Infect Control Hosp Epidemiol. Published online February 24, 2021.[1]

Study Highlights

  • This observational cohort study used the IBM MarketScan Commercial Database (2010-2015) to identify 670,450 US commercially insured women aged 18-44 years with uncomplicated UTI treated with oral antibiotics.
  • Antibiotic agents and durations were classified as appropriate vs inappropriate on the basis of clinical guidelines, and rural-urban status was defined by residence in a metropolitan statistical area.
  • Modified Poisson regression allowed determination of associations between rural-urban status and inappropriate antibiotic receipt, adjusting for patient- and provider-level factors.
  • Multivariable logistic regression allowed estimation of antibiotic use trends by rural-urban status.
  • Among women with uncomplicated UTI, 46.7% received antibiotic prescriptions for inappropriate agents and 76.1% for inappropriate durations.
  • There was little rural-urban difference in use of inappropriate agents in the overall population, but there was variation across geographic regions, provider specialties, and time.
  • Rural vs urban women were more likely to receive prescriptions with inappropriate durations (adjusted risk ratio, 1.10; 95% confidence interval, 1.10–1.10), consistent across subgroups.
  • From 2011 to 2015, the proportion of patients who received inappropriate agents and durations declined slightly, going from 48.5% to 43.7% and from 78.3% to 73.4%, respectively.
  • Over time, rural-urban differences varied by agent (duration outcome only), geographic region, and provider specialty.
  • The investigators concluded that inappropriate antibiotic prescribing is very common for uncomplicated UTI treatment, that rural women are more likely to receive inappropriately long antibiotic durations, and that inappropriate antibiotic use for UTI (both by agent and duration) declined slightly over time.
  • The findings mandate antimicrobial stewardship interventions to improve outpatient UTI antibiotic prescribing and to reduce unnecessary antibiotic exposure and duration, which disproportionately affects women in rural locations.
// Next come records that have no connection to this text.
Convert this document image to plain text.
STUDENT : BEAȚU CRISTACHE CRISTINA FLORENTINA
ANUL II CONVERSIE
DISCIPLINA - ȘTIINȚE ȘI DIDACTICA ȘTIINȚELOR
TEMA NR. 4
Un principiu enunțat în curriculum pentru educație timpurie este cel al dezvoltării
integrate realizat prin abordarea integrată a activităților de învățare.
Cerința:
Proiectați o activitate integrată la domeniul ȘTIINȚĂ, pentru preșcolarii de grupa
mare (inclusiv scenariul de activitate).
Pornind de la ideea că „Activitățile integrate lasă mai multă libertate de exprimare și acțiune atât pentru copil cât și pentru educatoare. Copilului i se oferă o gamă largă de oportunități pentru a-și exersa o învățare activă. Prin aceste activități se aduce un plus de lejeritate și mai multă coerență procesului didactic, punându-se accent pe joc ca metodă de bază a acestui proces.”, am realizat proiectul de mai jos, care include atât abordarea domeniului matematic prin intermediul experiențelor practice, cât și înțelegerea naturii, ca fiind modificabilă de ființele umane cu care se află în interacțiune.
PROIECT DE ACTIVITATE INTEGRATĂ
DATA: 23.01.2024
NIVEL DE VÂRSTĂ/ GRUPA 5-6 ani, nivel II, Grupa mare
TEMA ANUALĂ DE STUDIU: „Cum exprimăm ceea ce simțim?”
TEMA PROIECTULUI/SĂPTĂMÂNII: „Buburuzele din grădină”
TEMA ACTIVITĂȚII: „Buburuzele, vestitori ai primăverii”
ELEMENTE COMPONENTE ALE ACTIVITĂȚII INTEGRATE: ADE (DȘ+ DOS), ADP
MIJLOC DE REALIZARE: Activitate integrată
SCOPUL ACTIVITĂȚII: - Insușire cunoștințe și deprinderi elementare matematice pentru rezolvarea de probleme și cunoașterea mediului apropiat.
  • Existing recommendations to promote outpatient antibiotic stewardship include personal and policy commitment to change, reporting progress, and enhancing education around best practices.
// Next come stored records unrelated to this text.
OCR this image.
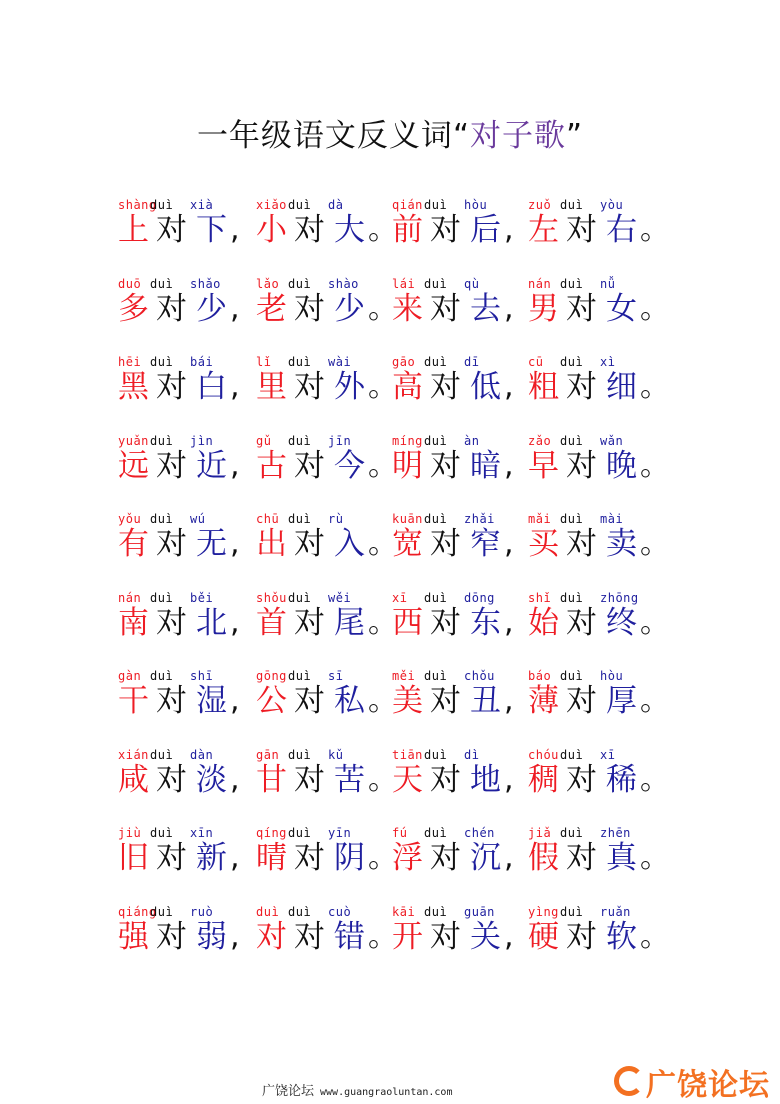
一年级语文反义词“对子歌”
shàng
上
duì
对
xià
下 ,
xiǎo
小
duì
对
dà
大 。
qián
前
duì
对
hòu
后 ,
zuǒ
左
duì
对
yòu
右 。
duō
多
duì
对
shǎo
少 ,
lǎo
老
duì
对
shào
少 。
lái
来
duì
对
qù
去 ,
nán
男
duì
对
nǚ
女 。
hēi
黑
duì
对
bái
白 ,
lǐ
里
duì
对
wài
外 。
gāo
高
duì
对
dī
低 ,
cū
粗
duì
对
xì
细 。
yuǎn
远
duì
对
jìn
近 ,
gǔ
古
duì
对
jīn
今 。
míng
明
duì
对
àn
暗 ,
zǎo
早
duì
对
wǎn
晚 。
yǒu
有
duì
对
wú
无 ,
chū
出
duì
对
rù
入 。
kuān
宽
duì
对
zhǎi
窄 ,
mǎi
买
duì
对
mài
卖 。
nán
南
duì
对
běi
北 ,
shǒu
首
duì
对
wěi
尾 。
xī
西
duì
对
dōng
东 ,
shǐ
始
duì
对
zhōng
终 。
gàn
干
duì
对
shī
湿 ,
gōng
公
duì
对
sī
私 。
měi
美
duì
对
chǒu
丑 ,
báo
薄
duì
对
hòu
厚 。
xián
咸
duì
对
dàn
淡 ,
gān
甘
duì
对
kǔ
苦 。
tiān
天
duì
对
dì
地 ,
chóu
稠
duì
对
xī
稀 。
jiù
旧
duì
对
xīn
新 ,
qíng
晴
duì
对
yīn
阴 。
fú
浮
duì
对
chén
沉 ,
jiǎ
假
duì
对
zhēn
真 。
qiáng
强
duì
对
ruò
弱 ,
duì
对
duì
对
cuò
错 。
kāi
开
duì
对
guān
关 ,
yìng
硬
duì
对
ruǎn
软 。
广饶论坛 www.guangraoluntan.com	广饶论坛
  • Possible explanations for regional variability in agent use may include local patterns of uropathogen resistance, especially for Escherichia coli, the leading bacterial cause of UTIs, but such data are unavailable.
  • In settings with known local resistance, first-line TMP-SMX should be avoided; first-line nitrofurantoin is appropriate because of minimal resistance, but research shows that clinicians often prescribe non-first-line agents for other conditions.
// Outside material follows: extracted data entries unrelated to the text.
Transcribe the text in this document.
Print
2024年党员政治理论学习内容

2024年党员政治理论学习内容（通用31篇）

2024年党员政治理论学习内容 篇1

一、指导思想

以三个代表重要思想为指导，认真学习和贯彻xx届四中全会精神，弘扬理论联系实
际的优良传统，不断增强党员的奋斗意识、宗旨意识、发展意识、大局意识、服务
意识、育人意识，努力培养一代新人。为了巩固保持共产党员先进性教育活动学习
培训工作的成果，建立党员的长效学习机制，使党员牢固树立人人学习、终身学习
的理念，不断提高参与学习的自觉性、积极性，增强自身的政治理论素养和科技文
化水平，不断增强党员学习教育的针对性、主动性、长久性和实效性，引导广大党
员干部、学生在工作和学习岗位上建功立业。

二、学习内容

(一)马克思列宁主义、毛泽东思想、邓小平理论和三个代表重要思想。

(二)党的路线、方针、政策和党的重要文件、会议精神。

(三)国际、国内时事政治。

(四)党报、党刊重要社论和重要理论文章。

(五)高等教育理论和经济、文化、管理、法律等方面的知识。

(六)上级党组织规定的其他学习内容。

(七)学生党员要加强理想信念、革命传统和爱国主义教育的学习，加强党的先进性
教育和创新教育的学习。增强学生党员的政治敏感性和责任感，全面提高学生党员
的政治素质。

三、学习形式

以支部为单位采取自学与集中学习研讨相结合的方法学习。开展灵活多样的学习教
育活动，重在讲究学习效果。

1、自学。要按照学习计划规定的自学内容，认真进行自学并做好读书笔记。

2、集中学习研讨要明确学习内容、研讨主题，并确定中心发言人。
  • Patient- and provider-level factors may also explain rural-urban differences in use of appropriate antibiotic durations, such as distance to healthcare.
  • Rural women may receive longer treatment to avoid treatment failure-related healthcare encounters requiring travel.
  • Late-career physicians are more prevalent in rural locations and are more likely to prescribe antibiotics for longer durations.
  • Study limitations include possibly too lenient guideline-based definition of inappropriate duration, lack of generalizability beyond this database of commercially insured women, and lack of data on race, ethnicity, income or urine culture results.
  • Future research should target identifying, disseminating, and implementing guideline-concordant antibiotic prescribing in rural settings.

Clinical Implications

  • Inappropriate antibiotic use for uncomplicated UTI is very common, and rural women are more likely to receive inappropriately long durations.
  • Patient- and provider-level factors and local patterns of antibiotic resistance may explain rural-urban differences in use of appropriate antibiotic durations.
  • Implications for the Health Care Team: The findings mandate antimicrobial stewardship interventions and interprofessional collaboration to improve outpatient UTI antibiotic prescribing.